26. Juni 2016

ICH BIN DER TOD

I am Death - Der Totmacher
(Hunter - und - Garcia - Thriller Band 7)
von Chris Carter
(384 Seiten)


Eine Leseprobe findet Ihr hier

Robert Hunter ist aus seinem „Urlaub“ wieder zurück und kommt nicht zum Durchatmen: in der Nähe des Flughafens von Los Angeles wird eine grausam zugerichtete Frauenleiche gefunden. Hunter und Garcia müssen sich noch mit den heftigen Details der Ermordeten auseinandersetzen, als es schon die zweite Leiche gibt. Der Mörder macht aus seiner Identität keinen Hehl: ICH BIN DER TOD! Können die beiden Ermittler den Sensenmann stoppen?

„I am Death – Der Totmacher“ ist bereits der 7. Fall von Robert Hunter und Carlos Garica und Chris Carter schafft es wieder mal, die Grausamkeiten wachsen zu lassen. Während er im letzten Thriller auf die Psychologie setzte, kommen im neusten Fall wieder körperliche Qualen zum Tragen. Und körperliche Qualen erlitt ich teilweise auch beim Lesen, denn Übersetzung und Lektorat haben an Qualität verloren. Doch zunächst zum Werk selbst.

Die Geschichte wird von einem auktorialen Erzähler berichtet.
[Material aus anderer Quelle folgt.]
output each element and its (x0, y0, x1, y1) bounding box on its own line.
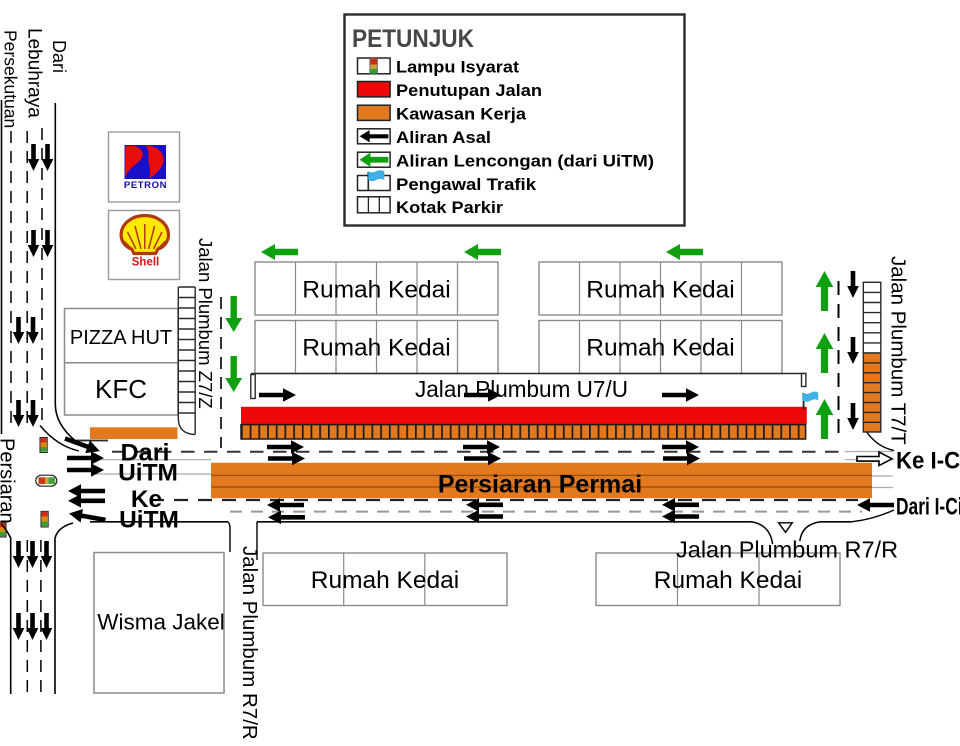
svg-text:KFC: KFC (95, 374, 147, 404)
svg-text:Penutupan Jalan: Penutupan Jalan (396, 81, 542, 100)
svg-text:Aliran Lencongan (dari UiTM): Aliran Lencongan (dari UiTM) (396, 152, 654, 171)
svg-text:Persiaran Permai: Persiaran Permai (438, 471, 642, 499)
svg-text:Persiaran: Persiaran (0, 438, 18, 524)
svg-text:Jalan Plumbum R7/R: Jalan Plumbum R7/R (676, 537, 898, 563)
svg-text:Ke I-City: Ke I-City (896, 448, 960, 475)
svg-text:Rumah Kedai: Rumah Kedai (311, 567, 459, 594)
svg-text:Persekutuan: Persekutuan (1, 30, 21, 128)
svg-text:PIZZA HUT: PIZZA HUT (70, 327, 172, 349)
svg-text:PETRON: PETRON (124, 180, 167, 191)
svg-text:UiTM: UiTM (119, 507, 179, 534)
svg-text:Jalan Plumbum Z7/Z: Jalan Plumbum Z7/Z (195, 238, 216, 409)
svg-text:Aliran Asal: Aliran Asal (396, 128, 491, 147)
svg-text:Shell: Shell (132, 257, 159, 269)
svg-text:Rumah Kedai: Rumah Kedai (302, 335, 450, 362)
svg-text:PETUNJUK: PETUNJUK (352, 25, 474, 53)
svg-text:Lampu Isyarat: Lampu Isyarat (396, 58, 519, 77)
svg-text:Rumah Kedai: Rumah Kedai (302, 277, 450, 304)
svg-text:Jalan Plumbum R7/R: Jalan Plumbum R7/R (238, 546, 261, 740)
svg-text:Jalan Plumbum U7/U: Jalan Plumbum U7/U (415, 376, 628, 402)
svg-text:UiTM: UiTM (118, 460, 178, 487)
svg-text:Dari: Dari (49, 40, 69, 73)
svg-text:Kawasan Kerja: Kawasan Kerja (396, 105, 527, 124)
svg-text:Dari I-City: Dari I-City (896, 494, 960, 521)
svg-text:Pengawal Trafik: Pengawal Trafik (396, 175, 537, 194)
svg-text:Rumah Kedai: Rumah Kedai (654, 567, 802, 594)
svg-text:Jalan Plumbum T7/T: Jalan Plumbum T7/T (887, 256, 910, 445)
svg-text:Lebuhraya: Lebuhraya (24, 28, 45, 118)
svg-text:Rumah Kedai: Rumah Kedai (586, 335, 734, 362)
svg-text:Wisma Jakel: Wisma Jakel (97, 610, 225, 635)
svg-text:Rumah Kedai: Rumah Kedai (586, 277, 734, 304)
svg-text:Kotak Parkir: Kotak Parkir (396, 198, 503, 217)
Neben den Ermittlungen des LAPD folgt man auch den Opfern in ihrem Alltag und leidet mit einem jungen Entführungsopfer. Diese Mischung hat mich von Beginn an in den Bann gezogen. Schon nach den ersten 20 Seiten hatte ich die ersten Tränen in den Augen, da Chris Carter mit 2 großen Schlägen aufwartet, die ich nie erwartet hätte. So schnell führt mich kein anderer Autor an meine Grenzen.
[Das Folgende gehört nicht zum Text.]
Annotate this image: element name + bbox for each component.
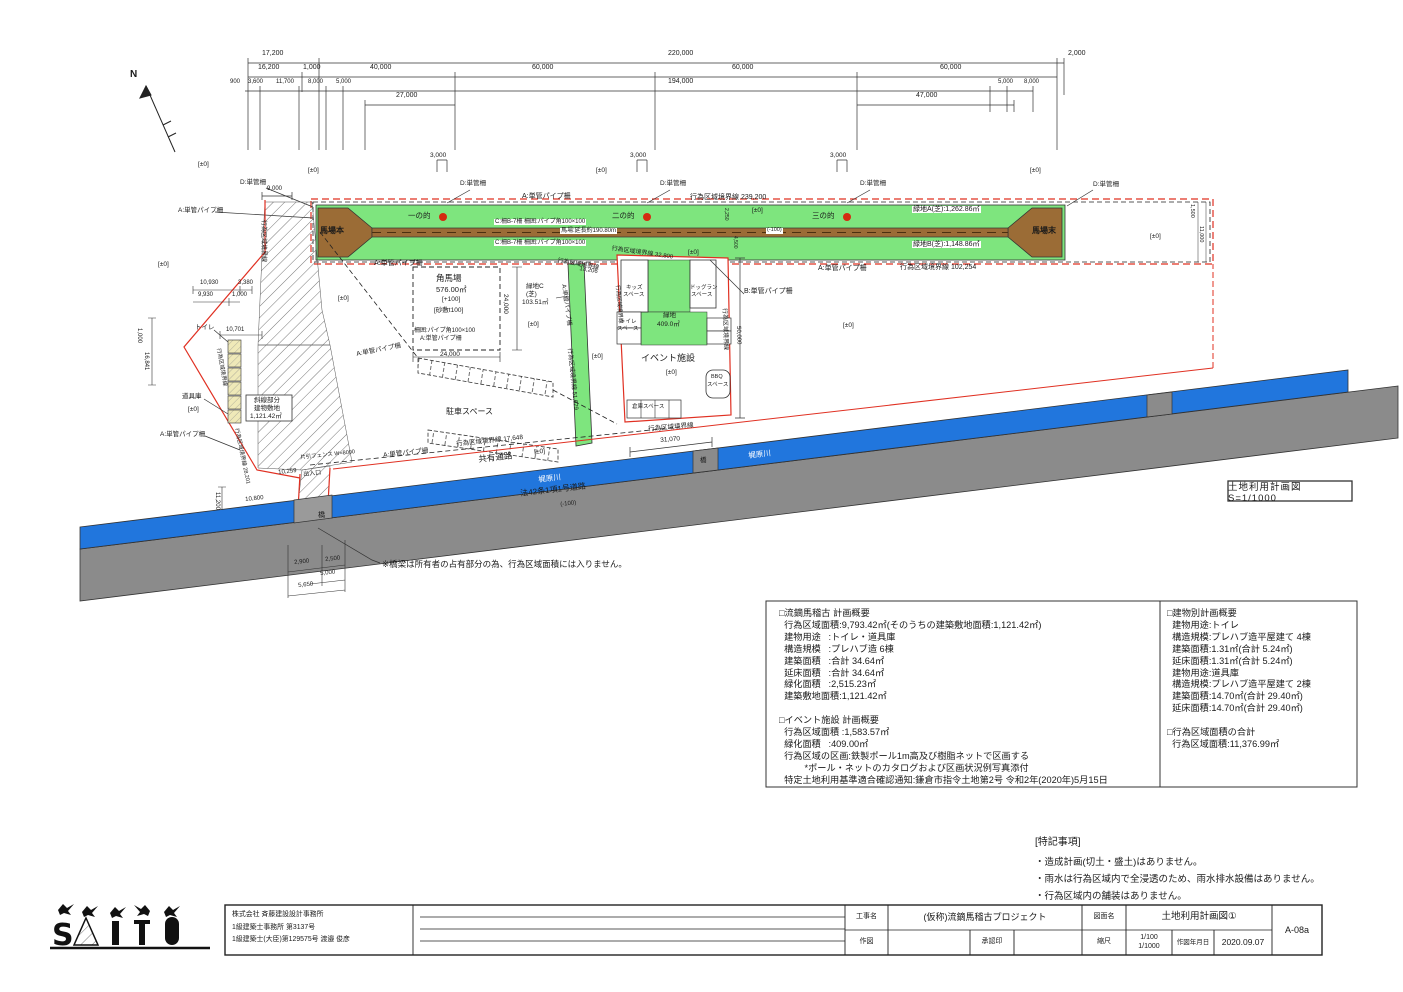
dim-label: 2,000 xyxy=(1068,50,1086,57)
dim-label: 40,000 xyxy=(370,64,391,71)
sheet-number: A-08a xyxy=(1272,905,1322,955)
drawing-date: 2020.09.07 xyxy=(1214,930,1272,955)
summary-yabusame: □流鏑馬稽古 計画概要 行為区域面積:9,793.42㎡(そのうちの建築敷地面積… xyxy=(779,608,1154,787)
summary-line: 行為区域面積:9,793.42㎡(そのうちの建築敷地面積:1,121.42㎡) xyxy=(779,620,1154,632)
area-label: 409.0㎡ xyxy=(657,322,680,329)
dim-label: 3,000 xyxy=(430,153,446,160)
boundary-label: 行為区域境界線 239,200 xyxy=(690,194,766,201)
area-label: 駐車スペース xyxy=(446,408,493,416)
dim-label: 2,900 xyxy=(294,558,310,566)
label-drawn: 作図 xyxy=(845,930,888,955)
label-drawing-name: 図面名 xyxy=(1082,905,1126,930)
dim-label: 5,000 xyxy=(336,79,351,85)
summary-line xyxy=(1167,715,1355,727)
dim-label: 60,000 xyxy=(732,64,753,71)
target-label: 二の的 xyxy=(612,212,635,220)
area-label: (芝) xyxy=(526,292,537,299)
fence-label: D:単管柵 xyxy=(660,181,686,188)
area-label: 103.51㎡ xyxy=(522,300,548,307)
summary-line: 建物用途:トイレ xyxy=(1167,620,1355,632)
area-label: ドッグラン xyxy=(690,286,718,292)
summary-line: 建物用途 :トイレ・道具庫 xyxy=(779,632,1154,644)
fence-label: B:単管パイプ柵 xyxy=(744,288,793,295)
track-label: 馬場:延長約190.80m xyxy=(560,228,617,234)
area-label: 馬場末 xyxy=(1032,227,1056,235)
fence-label: 片引フェンス W=8000 xyxy=(300,450,355,461)
dim-label: 47,000 xyxy=(916,92,937,99)
area-label: スペース xyxy=(707,383,728,389)
boundary-label: 行為区域境界線 51,629 xyxy=(566,348,578,410)
dim-label: 60,000 xyxy=(532,64,553,71)
dim-label: 9,930 xyxy=(198,292,213,298)
fence-label: D:単管柵 xyxy=(1093,182,1119,189)
dim-label: 1,000 xyxy=(303,64,321,71)
dim-label: 220,000 xyxy=(668,50,693,57)
dim-label: 2,500 xyxy=(325,555,341,563)
dim-label: 24,000 xyxy=(440,352,460,359)
level-label: [±0] xyxy=(534,449,545,457)
dim-label: 27,000 xyxy=(396,92,417,99)
fence-label: A:単管パイプ柵 xyxy=(178,208,223,215)
special-note: ・造成計画(切土・盛土)はありません。 xyxy=(1035,854,1320,871)
area-label: 馬場本 xyxy=(320,227,344,235)
area-label: 橋 xyxy=(700,458,707,465)
company-line: 1級建築士(大臣)第129575号 渡邉 俊彦 xyxy=(232,934,350,947)
level-label: [±0] xyxy=(843,323,854,330)
dim-label: 17,200 xyxy=(262,50,283,57)
summary-line: 特定土地利用基準適合確認通知:鎌倉市指令土地第2号 令和2年(2020年)5月1… xyxy=(779,775,1154,787)
level-label: [±0] xyxy=(528,322,539,329)
area-label: BBQ xyxy=(711,375,723,381)
summary-line: 緑化面積 :2,515.23㎡ xyxy=(779,679,1154,691)
area-label: トイレ xyxy=(195,325,215,332)
area-label: 倉庫スペース xyxy=(632,405,664,411)
dim-label: 1,500 xyxy=(1189,204,1195,218)
summary-line: 建築面積 :合計 34.64㎡ xyxy=(779,656,1154,668)
boundary-label: 行為区域境界線 xyxy=(260,220,266,262)
label-date: 作図年月日 xyxy=(1172,930,1214,955)
drawing-name: 土地利用計画図① xyxy=(1126,905,1272,930)
dim-label: 31,070 xyxy=(660,436,680,444)
level-label: [±0] xyxy=(158,262,169,269)
summary-line xyxy=(779,703,1154,715)
summary-line: 延床面積:1.31㎡(合計 5.24㎡) xyxy=(1167,656,1355,668)
level-label: (-100) xyxy=(766,228,783,234)
area-label: 緑地B(芝):1,148.86㎡ xyxy=(912,241,981,248)
boundary-label: 行為区域境界線 28,201 xyxy=(233,428,250,485)
boundary-label: 行為区域境界線 xyxy=(648,423,694,433)
summary-line: 緑化面積 :409.00㎡ xyxy=(779,739,1154,751)
dim-label: 50,000 xyxy=(735,326,742,345)
dim-label: 8,000 xyxy=(308,79,323,85)
bridge-note: ※橋梁は所有者の占有部分の為、行為区域面積には入りません。 xyxy=(382,560,627,569)
fence-label: A:単管パイプ柵 xyxy=(420,336,462,342)
dim-label: 4,500 xyxy=(732,236,737,249)
scale-value: 1/100 1/1000 xyxy=(1126,930,1172,955)
dim-label: 5,000 xyxy=(320,569,336,577)
boundary-label: 行為区域境界線 17,648 xyxy=(456,435,523,448)
label-scale: 縮尺 xyxy=(1082,930,1126,955)
level-label: [±0] xyxy=(1150,234,1161,241)
dim-label: 11,200 xyxy=(214,492,220,510)
summary-line: 行為区域面積:11,376.99㎡ xyxy=(1167,739,1355,751)
dim-label: 10,259 xyxy=(278,468,297,476)
dim-label: 11,700 xyxy=(276,79,294,85)
fence-label: A:単管パイプ柵 xyxy=(356,343,402,358)
level-label: [±0] xyxy=(338,296,349,303)
drawing-stamp: 土地利用計画図 S=1/1000 xyxy=(1228,481,1352,501)
dim-label: 60,000 xyxy=(940,64,961,71)
site-plan-sheet: S 17,200220,0002,00016,2001,00040,00060,… xyxy=(0,0,1403,992)
dim-label: 9,000 xyxy=(267,186,282,192)
area-label: スペース xyxy=(617,327,638,333)
level-label: [+100] xyxy=(442,297,460,304)
fence-label: C:柵B-7柵 柵囲:パイプ角100×100 xyxy=(494,219,586,225)
fence-label: D:単管柵 xyxy=(860,181,886,188)
fence-label: D:単管柵 xyxy=(460,181,486,188)
special-notes: [特記事項] ・造成計画(切土・盛土)はありません。・雨水は行為区域内で全浸透の… xyxy=(1035,833,1320,905)
dim-label: 8,000 xyxy=(1024,79,1039,85)
level-label: [±0] xyxy=(1030,168,1041,175)
dim-label: 10,800 xyxy=(245,495,264,503)
scale-1-1000: 1/1000 xyxy=(1138,943,1159,951)
area-label: スペース xyxy=(623,293,644,299)
area-label: イベント施設 xyxy=(641,354,695,363)
summary-line: 延床面積:14.70㎡(合計 29.40㎡) xyxy=(1167,703,1355,715)
summary-line: 建築面積:14.70㎡(合計 29.40㎡) xyxy=(1167,691,1355,703)
area-label: スペース xyxy=(691,293,712,299)
dim-label: 1,000 xyxy=(232,292,247,298)
area-label: 緑地A(芝):1,262.86㎡ xyxy=(912,206,981,213)
area-label: 法42条1項1号道路 xyxy=(520,483,586,498)
area-label: 緑地 xyxy=(663,313,676,320)
summary-line: 延床面積 :合計 34.64㎡ xyxy=(779,668,1154,680)
special-notes-title: [特記事項] xyxy=(1035,833,1320,848)
label-project: 工事名 xyxy=(845,905,888,930)
boundary-label: 行為区域境界線 32,800 xyxy=(611,246,673,261)
special-notes-items: ・造成計画(切土・盛土)はありません。・雨水は行為区域内で全浸透のため、雨水排水… xyxy=(1035,854,1320,905)
area-label: キッズ xyxy=(626,286,643,292)
area-label: 斜線部分 xyxy=(254,398,280,405)
summary-line: 行為区域面積 :1,583.57㎡ xyxy=(779,727,1154,739)
special-note: ・雨水は行為区域内で全浸透のため、雨水排水設備はありません。 xyxy=(1035,871,1320,888)
summary-buildings: □建物別計画概要 建物用途:トイレ 構造規模:プレハブ造平屋建て 4棟 建築面積… xyxy=(1167,608,1355,751)
project-name: (仮称)流鏑馬稽古プロジェクト xyxy=(888,905,1082,930)
level-label: [±0] xyxy=(308,168,319,175)
area-label: 緑地C xyxy=(526,284,544,291)
dim-label: 1,000 xyxy=(136,328,142,343)
summary-line: 建物用途:道具庫 xyxy=(1167,668,1355,680)
company-info: 株式会社 斉藤建設設計事務所1級建築士事務所 第3137号1級建築士(大臣)第1… xyxy=(232,909,350,947)
dim-label: 16,841 xyxy=(143,352,149,370)
company-line: 1級建築士事務所 第3137号 xyxy=(232,922,350,935)
fence-label: A:単管パイプ柵 xyxy=(522,193,571,200)
summary-line: 行為区域の区画:鉄製ポール1m高及び樹脂ネットで区画する xyxy=(779,751,1154,763)
summary-line: 建築面積:1.31㎡(合計 5.24㎡) xyxy=(1167,644,1355,656)
dim-label: 5,000 xyxy=(998,79,1013,85)
dim-label: 194,000 xyxy=(668,78,693,85)
dim-label: 10,930 xyxy=(200,280,218,286)
level-label: [±0] xyxy=(188,407,199,414)
area-label: 道具庫 xyxy=(182,394,202,401)
area-label: 共有通路 xyxy=(478,451,513,463)
level-label: [±0] xyxy=(752,208,763,215)
fence-label: A:単管パイプ柵 xyxy=(560,284,572,326)
area-label: 角馬場 xyxy=(436,274,462,283)
special-note: ・行為区域内の舗装はありません。 xyxy=(1035,888,1320,905)
summary-line: □イベント施設 計画概要 xyxy=(779,715,1154,727)
fence-label: A:単管パイプ柵 xyxy=(818,265,867,272)
fence-label: A:単管パイプ柵 xyxy=(374,260,423,267)
dim-label: 24,000 xyxy=(502,294,509,314)
area-label: 梶原川 xyxy=(538,473,561,483)
north-label: N xyxy=(130,70,137,80)
level-label: [±0] xyxy=(198,162,209,169)
fence-label: A:単管パイプ柵 xyxy=(383,448,429,459)
level-label: (-100) xyxy=(560,500,577,508)
area-label: 建物敷地 xyxy=(254,406,280,413)
level-label: [±0] xyxy=(592,354,603,361)
fence-label: C:柵B-7柵 柵囲:パイプ角100×100 xyxy=(494,240,586,246)
boundary-label: 行為区域境界線 xyxy=(215,348,227,387)
summary-line: 構造規模:プレハブ造平屋建て 2棟 xyxy=(1167,679,1355,691)
level-label: [±0] xyxy=(688,250,699,257)
scale-1-100: 1/100 xyxy=(1140,934,1158,942)
fence-label: 柵囲:パイプ角100×100 xyxy=(414,328,475,334)
fence-label: D:単管柵 xyxy=(240,180,266,187)
dim-label: 3,380 xyxy=(238,280,253,286)
target-label: 三の的 xyxy=(812,212,835,220)
summary-line: 構造規模:プレハブ造平屋建て 4棟 xyxy=(1167,632,1355,644)
area-label: 576.00㎡ xyxy=(436,286,466,294)
area-label: 出入口 xyxy=(303,470,322,478)
dim-label: 3,000 xyxy=(830,153,846,160)
boundary-label: 行為区域境界線 xyxy=(614,285,623,324)
label-approval: 承認印 xyxy=(970,930,1014,955)
dim-label: 10,701 xyxy=(226,327,244,333)
boundary-label: 行為区域境界線 xyxy=(721,308,728,350)
area-label: 橋 xyxy=(318,512,325,519)
fence-label: A:単管パイプ柵 xyxy=(160,432,205,439)
area-label: 梶原川 xyxy=(748,449,771,459)
dim-label: 3,600 xyxy=(248,79,263,85)
summary-line: *ポール・ネットのカタログおよび区画状況例写真添付 xyxy=(779,763,1154,775)
level-label: [砂敷t100] xyxy=(434,308,463,315)
dim-label: 16,200 xyxy=(258,64,279,71)
summary-line: 建築敷地面積:1,121.42㎡ xyxy=(779,691,1154,703)
level-label: [±0] xyxy=(666,370,677,377)
summary-line: □行為区域面積の合計 xyxy=(1167,727,1355,739)
level-label: [±0] xyxy=(596,168,607,175)
summary-line: □建物別計画概要 xyxy=(1167,608,1355,620)
dim-label: 11,000 xyxy=(1198,226,1204,242)
target-label: 一の的 xyxy=(408,212,431,220)
dim-label: 2,250 xyxy=(723,208,728,221)
dim-label: 5,650 xyxy=(298,581,314,589)
company-line: 株式会社 斉藤建設設計事務所 xyxy=(232,909,350,922)
boundary-label: 行為区域境界線 102,254 xyxy=(900,264,976,271)
area-label: 1,121.42㎡ xyxy=(250,414,282,421)
dim-label: 900 xyxy=(230,79,240,85)
summary-line: □流鏑馬稽古 計画概要 xyxy=(779,608,1154,620)
dim-label: 3,000 xyxy=(630,153,646,160)
summary-line: 構造規模 :プレハブ造 6棟 xyxy=(779,644,1154,656)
Auffällig ist bei diesem Fall, dass Robert und Carlos selbst im Hintergrund bleiben. Ja, sie führen die Ermittlungen, aber ihr Privatleben und auch ihre persönlichen Gedanken bleiben fast komplett außen vor. Eine echte Veränderung zu den Vorgängern. Dafür stellt Chris Carter die Opfer ausführlich vor und ich konnte bei jedem Schlag gegen die Opfer selbst spüren, wie weh es tat.

Die Schlagabtäusche zwischen Hunter und Garcia sind gewohnt intelligent und zeigen wieder mal, auf welch hohem Niveau die beiden arbeiten. Der Autor schont weder seine Ermittler noch seine Leser, was die brutalen Details der Morde angeht. Und hier erreicht er neue Höhen, sowohl bei der Kreativität als auch bei der Perfidität. Für mich absolut genial, für so manchen bestimmt zu viel.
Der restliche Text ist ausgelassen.